In molti mi chiedono perché mai un vegano non dovrebbe consumare latticini, evidentemente non ci si interroga abbastanza sulla provenienza di questi prodotti…
Etica
L’industria del latte è crudele quanto quella della carne, cui è peraltro strettamente connessa. Il criterio alla base di entrambe le filiere è sempre la massimizzazione del profitto ottenibile dallo sfruttamento degli animali, profitto che è perseguito abbattendo i costi il più possibile e ricercando incremento dei ricavi… logiche che non vanno di pari passo con il perseguimento del benessere animale.

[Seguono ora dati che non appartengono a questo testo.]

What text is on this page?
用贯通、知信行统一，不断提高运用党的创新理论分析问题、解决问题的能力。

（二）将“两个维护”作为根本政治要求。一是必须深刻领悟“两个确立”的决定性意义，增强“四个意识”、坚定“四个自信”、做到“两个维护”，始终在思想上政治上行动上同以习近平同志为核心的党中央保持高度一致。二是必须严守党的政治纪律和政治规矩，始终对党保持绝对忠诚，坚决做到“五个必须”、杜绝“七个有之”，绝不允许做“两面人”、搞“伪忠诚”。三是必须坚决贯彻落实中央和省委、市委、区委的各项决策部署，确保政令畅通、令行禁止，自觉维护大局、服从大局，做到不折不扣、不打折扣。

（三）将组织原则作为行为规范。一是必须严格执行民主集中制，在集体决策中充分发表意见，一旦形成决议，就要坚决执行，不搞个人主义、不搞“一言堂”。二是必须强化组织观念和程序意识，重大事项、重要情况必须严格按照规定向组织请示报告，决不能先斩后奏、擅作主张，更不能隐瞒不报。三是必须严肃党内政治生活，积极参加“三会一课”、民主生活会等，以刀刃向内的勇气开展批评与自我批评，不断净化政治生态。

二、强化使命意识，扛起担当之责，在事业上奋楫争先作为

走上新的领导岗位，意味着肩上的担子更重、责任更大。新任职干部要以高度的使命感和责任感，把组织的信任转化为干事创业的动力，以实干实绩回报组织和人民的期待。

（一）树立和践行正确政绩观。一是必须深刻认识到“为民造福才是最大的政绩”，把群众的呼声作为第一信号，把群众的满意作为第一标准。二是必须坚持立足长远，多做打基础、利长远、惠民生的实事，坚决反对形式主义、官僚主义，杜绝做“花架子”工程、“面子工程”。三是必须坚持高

Occorre ricordare, innanzitutto, che le “vacche da latte” non sono animali che producono il latte automaticamente. La produzione è sempre conseguente, come per tutti gli altri mammiferi, alla nascita di un cucciolo. Cucciolo che in genere viene sottratto alle cure della mamma quanto prima, scatenando dolore per la separazione ad entrambe. La separazione del vitellino dalla mamma può avvenire subito dopo il parto o, al massimo, pochi giorni dopo. Il latte è destinato alla vendita, infatti, e, per poter giungere sulle nostre tavole nella maggior quantità possibile, non può essere utilizzato per il nutrimento dei vitellini. Nel caso non fosse già ovvio, sono stati condotti esperimenti che supportano, con prove empiriche, l’effettivo dolore dolore che sconvolge mamma e cucciolo: il battito del cuore della mamma aumenta, nei giorni successivi alla separazione la mucca mostra inoltre chiari segnali di stress, rumina di meno, dorme male e muggisce alla ricerca del suo cucciolo.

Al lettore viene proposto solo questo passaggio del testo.